๐งต Vacuum energy density and relativistic effects
Anonymous at Sun, 20 Oct 2024 13:57:48 UTC No. 16441192
One of the common proposals for resolving the discrepancy between the standard model prediction of vacuum energy and the observed value is yet-unaccounted for destructive interference of virtual particles that causes the vacuum energy to reach a small but non-zero value. A common objection to this is why the value is none-zero.
Is it possible that the value actually is zero, but due to relativistic effects, the destructive interference is not complete? Imagine for a moment that a stationary observer is watching a standing wave on a string. This can be imagined as a wave travelling down the length of the string, reflecting back, and causing constructive and destructive interference with the wave travelling down.
An observer moving at close to c travelling past the stationary observer would see the events in a different order due to the non-simultanity of events and length contraction etc. So they may well observe a different standing wave pattern.
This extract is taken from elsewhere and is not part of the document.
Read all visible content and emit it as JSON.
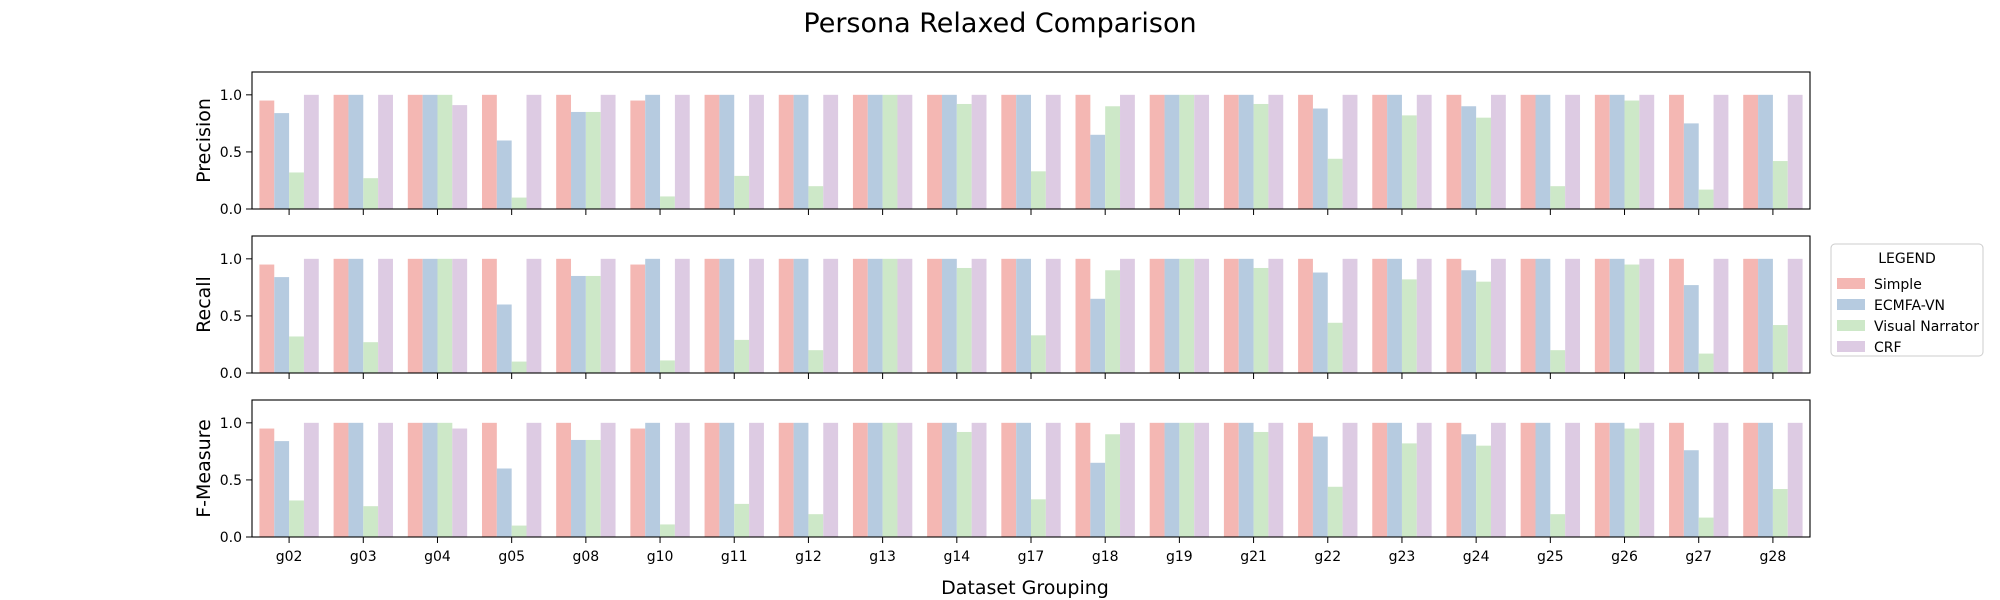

Is it possible that this same phenomenon is responsible for our observations of there being a none-zero vacuum energy constant? The local vacuum energy actually is zero or very close to it, and at cosmic scales, due to the increased velocity of distant objects, they appear to us to have a none zero vacuum energy which actually further increases their acceleration, thus also explaining why distant objects appear to accelerate proportional to their distance?
Interested in your thoughts, thank you gentlemen
Anonymous at Mon, 21 Oct 2024 03:00:22 UTC No. 16442086
>>16441192
How is the observed value measured?
What informed the original prediction?